Generations on welfare. "Six million Britons are living in homes where no one has a job and 'benefits are a way of life', according to a report by MPs." (via)

Youth crime in Britain. Johnathan Pearce, at Samizdata, links to Clive Barker and Time magazine. It's just getting worse. Parts of Britain are losing the status of civilization, and it's not the booze, either, it's the attitudes of invulnerability and entitlement among those with a ton of self-esteem and no self-respect. (via)

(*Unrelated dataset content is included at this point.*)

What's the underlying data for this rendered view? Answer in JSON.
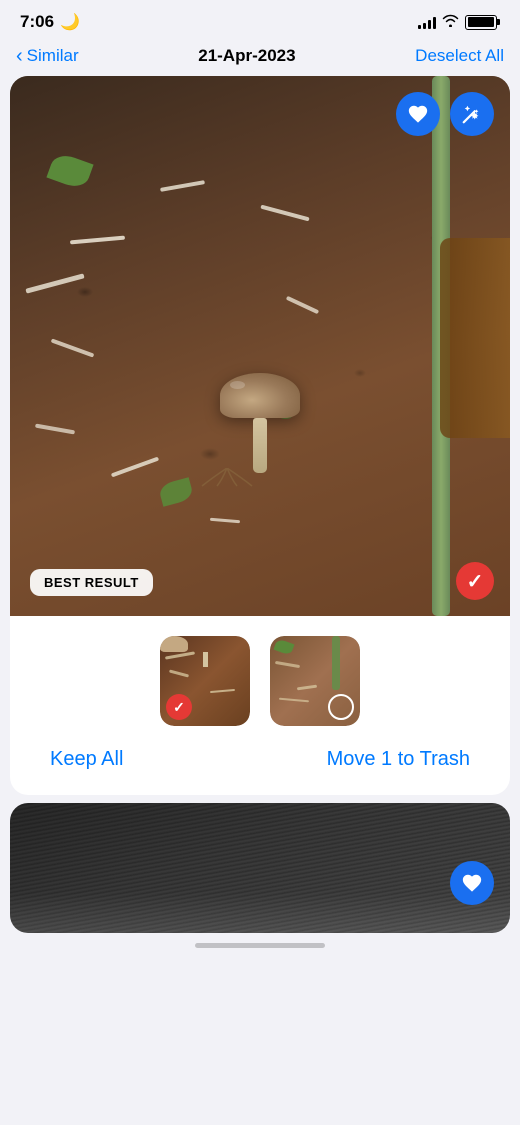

Ace says Want To Be Happy All of Your Life? Make an Ugly Woman Your Wife Dude Your Husband.

Striped icebergs.

LauraW, at Ace's place, calls this a Nifty Mashup. I don't disagree. Jim Morrison meets Debbie Harry for "Riders on the Rapture."

Wednesday, April 2, 2008

Rainbow Quest

Pete Seeger had a TV show for a while in the 1960's, called "Rainbow Quest." Click over to PCL Link Dump for a list of many of them. A fair number of these are posted by YouTube user peglegsam, who should not be confused with Peg Leg Sam, or Peglegasus, either. These include performances by many wonderful folk and folk revival singers, among them Elizabeth Cotten, Jean Ritchie, Rev. Gary Davis, Sonny Terry and Brownie McGhee, oh my it goes on.

Some of these Youtube clips have better sound than the old records; better than my old vinyl copy of the Folkways Anthology, anyway. Bob Lee Junior Blues, for instance. The sound is good on this version of Kokomo, with some surprising guests in the video.